Almost two thirds of Canadian defence projects ‘late’

20 January 2016

A Canadian fighter jet. © 123RF

More than 63% of Canada’s major defence procurement projects are late despite an increase in the military procurement budget, a report has found.

The University of Calgary’s Public School of Policy examined 59 active procurement programmes in the Canadian Army, Royal Canadian Navy (RCN) and Royal Canadian Air Force (RCAF) and found projects such as future pilot training and weapons upgrades were behind schedule.

Just over one third (34%) were on schedule and 3% were early, although one project was forced to “align with an external pressure” because it was part of a multinational consortium, according to the report 2015 Status Report on Major Defence Equipment Procurements.
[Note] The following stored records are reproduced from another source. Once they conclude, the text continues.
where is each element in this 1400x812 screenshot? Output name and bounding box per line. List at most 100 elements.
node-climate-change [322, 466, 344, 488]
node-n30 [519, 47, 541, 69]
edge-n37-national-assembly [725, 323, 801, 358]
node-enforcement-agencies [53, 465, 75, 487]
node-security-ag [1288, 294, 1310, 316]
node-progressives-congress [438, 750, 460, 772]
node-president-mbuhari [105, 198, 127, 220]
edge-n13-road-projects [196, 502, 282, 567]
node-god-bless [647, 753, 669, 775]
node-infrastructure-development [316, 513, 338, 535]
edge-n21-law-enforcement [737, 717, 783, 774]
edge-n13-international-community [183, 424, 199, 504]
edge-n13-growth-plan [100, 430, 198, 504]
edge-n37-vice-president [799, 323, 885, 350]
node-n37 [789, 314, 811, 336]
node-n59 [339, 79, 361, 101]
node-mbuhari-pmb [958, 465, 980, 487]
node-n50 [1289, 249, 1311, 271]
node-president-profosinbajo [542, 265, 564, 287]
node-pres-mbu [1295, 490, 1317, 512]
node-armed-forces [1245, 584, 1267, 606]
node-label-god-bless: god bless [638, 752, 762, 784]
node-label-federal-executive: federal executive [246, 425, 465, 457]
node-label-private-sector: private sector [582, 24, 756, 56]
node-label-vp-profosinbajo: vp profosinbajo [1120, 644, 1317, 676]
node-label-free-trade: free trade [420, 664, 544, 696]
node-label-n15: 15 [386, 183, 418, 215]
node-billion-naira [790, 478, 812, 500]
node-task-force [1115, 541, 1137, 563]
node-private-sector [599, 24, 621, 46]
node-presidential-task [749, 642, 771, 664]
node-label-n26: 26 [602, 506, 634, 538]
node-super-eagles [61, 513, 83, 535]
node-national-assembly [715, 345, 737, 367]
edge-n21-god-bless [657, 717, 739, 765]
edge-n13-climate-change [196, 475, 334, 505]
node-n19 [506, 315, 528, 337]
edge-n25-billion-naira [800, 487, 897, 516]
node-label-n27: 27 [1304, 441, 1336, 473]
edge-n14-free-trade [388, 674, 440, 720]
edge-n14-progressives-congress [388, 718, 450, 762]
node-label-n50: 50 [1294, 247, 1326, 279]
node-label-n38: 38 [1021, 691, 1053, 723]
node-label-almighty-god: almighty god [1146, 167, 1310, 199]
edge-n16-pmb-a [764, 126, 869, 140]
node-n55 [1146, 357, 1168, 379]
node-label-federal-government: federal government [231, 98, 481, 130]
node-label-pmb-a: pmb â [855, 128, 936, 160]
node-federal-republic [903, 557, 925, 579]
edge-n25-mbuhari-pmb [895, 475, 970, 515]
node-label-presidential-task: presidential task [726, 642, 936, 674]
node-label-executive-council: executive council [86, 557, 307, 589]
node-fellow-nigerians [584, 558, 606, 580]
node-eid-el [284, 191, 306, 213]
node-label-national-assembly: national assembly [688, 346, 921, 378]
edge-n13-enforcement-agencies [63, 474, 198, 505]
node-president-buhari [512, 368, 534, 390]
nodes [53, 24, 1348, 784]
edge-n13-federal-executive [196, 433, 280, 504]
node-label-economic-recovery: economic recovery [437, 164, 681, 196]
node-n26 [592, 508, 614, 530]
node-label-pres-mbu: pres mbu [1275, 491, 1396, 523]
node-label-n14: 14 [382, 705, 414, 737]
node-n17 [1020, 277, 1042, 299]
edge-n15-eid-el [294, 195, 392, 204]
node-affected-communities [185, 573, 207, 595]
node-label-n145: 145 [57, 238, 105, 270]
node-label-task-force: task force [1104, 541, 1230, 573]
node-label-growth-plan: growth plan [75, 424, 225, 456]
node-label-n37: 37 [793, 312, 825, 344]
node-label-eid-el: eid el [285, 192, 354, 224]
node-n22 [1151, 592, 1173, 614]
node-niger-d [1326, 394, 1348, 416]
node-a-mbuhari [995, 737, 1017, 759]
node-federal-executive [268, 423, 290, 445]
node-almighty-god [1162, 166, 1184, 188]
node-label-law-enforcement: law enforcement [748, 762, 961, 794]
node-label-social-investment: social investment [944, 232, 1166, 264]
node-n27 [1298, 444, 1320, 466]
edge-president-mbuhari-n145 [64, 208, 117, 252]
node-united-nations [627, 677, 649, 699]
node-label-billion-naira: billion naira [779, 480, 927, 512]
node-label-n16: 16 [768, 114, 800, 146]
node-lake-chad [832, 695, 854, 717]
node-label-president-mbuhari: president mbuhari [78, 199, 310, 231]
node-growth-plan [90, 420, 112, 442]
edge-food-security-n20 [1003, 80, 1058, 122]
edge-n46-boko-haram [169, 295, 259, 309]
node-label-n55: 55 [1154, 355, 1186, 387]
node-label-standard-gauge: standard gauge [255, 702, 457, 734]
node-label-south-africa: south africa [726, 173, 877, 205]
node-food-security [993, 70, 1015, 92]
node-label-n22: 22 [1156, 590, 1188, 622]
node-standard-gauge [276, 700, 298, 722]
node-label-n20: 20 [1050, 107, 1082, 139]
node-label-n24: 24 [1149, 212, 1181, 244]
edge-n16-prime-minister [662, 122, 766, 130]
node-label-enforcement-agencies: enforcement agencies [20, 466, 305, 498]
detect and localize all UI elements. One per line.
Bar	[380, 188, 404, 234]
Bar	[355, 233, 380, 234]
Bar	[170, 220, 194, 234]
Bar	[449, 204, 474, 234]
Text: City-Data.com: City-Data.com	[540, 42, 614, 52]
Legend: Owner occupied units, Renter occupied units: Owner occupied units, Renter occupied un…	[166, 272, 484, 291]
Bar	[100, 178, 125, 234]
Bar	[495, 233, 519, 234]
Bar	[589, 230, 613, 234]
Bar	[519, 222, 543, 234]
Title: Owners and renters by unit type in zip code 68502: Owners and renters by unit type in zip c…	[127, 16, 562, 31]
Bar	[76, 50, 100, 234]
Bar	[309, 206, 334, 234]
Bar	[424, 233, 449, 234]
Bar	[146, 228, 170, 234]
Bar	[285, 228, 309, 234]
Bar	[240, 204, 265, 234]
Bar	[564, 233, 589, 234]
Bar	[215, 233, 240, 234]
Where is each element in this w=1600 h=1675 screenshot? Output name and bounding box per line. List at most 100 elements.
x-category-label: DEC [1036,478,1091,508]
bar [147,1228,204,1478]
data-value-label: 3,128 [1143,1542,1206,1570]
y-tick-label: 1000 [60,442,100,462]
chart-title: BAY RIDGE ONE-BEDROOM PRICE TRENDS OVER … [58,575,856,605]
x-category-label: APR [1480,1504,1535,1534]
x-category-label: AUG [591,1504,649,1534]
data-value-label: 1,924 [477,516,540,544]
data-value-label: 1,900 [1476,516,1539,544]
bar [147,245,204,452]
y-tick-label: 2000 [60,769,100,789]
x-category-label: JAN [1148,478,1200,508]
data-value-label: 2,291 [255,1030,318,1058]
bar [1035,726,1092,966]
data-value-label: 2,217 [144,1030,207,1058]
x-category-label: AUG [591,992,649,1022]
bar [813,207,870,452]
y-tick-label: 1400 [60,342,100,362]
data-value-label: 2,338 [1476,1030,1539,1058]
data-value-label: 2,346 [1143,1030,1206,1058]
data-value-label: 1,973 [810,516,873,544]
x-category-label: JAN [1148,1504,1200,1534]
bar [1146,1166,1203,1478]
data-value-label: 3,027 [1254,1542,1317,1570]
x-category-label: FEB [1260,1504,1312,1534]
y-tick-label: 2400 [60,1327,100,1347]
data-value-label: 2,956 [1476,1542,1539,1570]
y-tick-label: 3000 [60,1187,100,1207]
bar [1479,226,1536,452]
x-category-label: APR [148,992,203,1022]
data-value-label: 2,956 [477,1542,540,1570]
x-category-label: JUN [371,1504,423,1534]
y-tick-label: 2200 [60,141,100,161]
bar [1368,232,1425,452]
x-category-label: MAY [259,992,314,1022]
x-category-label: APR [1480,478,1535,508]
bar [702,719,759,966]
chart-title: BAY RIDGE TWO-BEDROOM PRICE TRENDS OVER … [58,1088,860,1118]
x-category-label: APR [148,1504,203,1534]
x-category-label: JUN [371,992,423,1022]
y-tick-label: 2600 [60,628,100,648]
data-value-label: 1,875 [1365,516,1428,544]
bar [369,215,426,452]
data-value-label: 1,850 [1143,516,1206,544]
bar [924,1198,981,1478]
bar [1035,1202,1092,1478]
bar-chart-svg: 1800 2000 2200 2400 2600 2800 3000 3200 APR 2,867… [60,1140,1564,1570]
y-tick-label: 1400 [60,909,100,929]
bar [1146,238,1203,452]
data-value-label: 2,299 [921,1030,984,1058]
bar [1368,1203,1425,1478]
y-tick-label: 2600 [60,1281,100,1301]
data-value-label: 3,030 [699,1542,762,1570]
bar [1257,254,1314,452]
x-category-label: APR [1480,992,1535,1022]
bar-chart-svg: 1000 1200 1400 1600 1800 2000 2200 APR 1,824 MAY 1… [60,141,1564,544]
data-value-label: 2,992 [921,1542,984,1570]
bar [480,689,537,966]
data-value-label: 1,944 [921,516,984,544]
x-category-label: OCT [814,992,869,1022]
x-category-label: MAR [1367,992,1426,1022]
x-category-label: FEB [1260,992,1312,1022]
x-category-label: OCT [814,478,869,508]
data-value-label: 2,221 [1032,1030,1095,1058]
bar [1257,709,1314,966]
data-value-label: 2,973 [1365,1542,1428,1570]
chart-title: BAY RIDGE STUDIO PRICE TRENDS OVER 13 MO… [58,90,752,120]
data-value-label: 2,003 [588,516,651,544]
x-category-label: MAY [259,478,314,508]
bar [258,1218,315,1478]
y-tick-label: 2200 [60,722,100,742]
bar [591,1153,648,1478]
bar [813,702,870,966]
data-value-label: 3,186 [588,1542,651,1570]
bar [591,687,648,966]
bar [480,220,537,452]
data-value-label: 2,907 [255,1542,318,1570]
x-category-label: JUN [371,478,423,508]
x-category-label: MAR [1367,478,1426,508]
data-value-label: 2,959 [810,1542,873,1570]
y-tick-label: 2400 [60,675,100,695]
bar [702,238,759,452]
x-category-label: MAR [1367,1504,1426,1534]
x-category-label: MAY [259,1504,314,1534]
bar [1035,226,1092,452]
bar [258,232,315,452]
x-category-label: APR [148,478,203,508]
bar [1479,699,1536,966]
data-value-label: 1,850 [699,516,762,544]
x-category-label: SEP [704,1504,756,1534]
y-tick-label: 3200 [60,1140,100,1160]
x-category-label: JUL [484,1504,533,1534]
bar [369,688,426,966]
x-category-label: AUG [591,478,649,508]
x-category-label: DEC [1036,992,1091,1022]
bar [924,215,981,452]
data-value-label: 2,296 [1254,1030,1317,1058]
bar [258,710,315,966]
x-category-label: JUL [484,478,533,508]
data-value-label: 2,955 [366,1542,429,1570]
The delayed projects were due to a lack of adequate staff resources to progress projects according to their schedules.

In addition, many projects were not included in the Department of National Defence’s 2014 investment plan, meaning they cannot be approved as fully funded projects.

Interdependence between projects also causes delays. A number of the RCAF’s projects are related to the management of Canada’s existing fleet of fighter jets and the acquisition of future fighter jets, a project delayed since 2012.

The report’s author David Perry, senior analyst with the Canadian Global Affairs Institute, added that Canada’s recent general election campaign slowed down the procurement process, with the Department of National Defence and other federal departments unable to secure approvals for procurement projects until the new cabinet was announced in November.

“Frustrating and disappointing delays have long been a matter of course in Canada’s defence procurement process,” he said. “In 2014-15, the number of ministerial or Treasury Board approvals to allow projects to proceed was half of that in 2009-10. Yet the demand for approvals has not abated.

“An irony here is that the military budget for procurement has increased,” he added. “Between 2004 and 2009 the Defence Department’s procurement budget nearly doubled. But the funding was never matched by the capacity to manage it.”

The Department of Defence did not respond to a request for comment.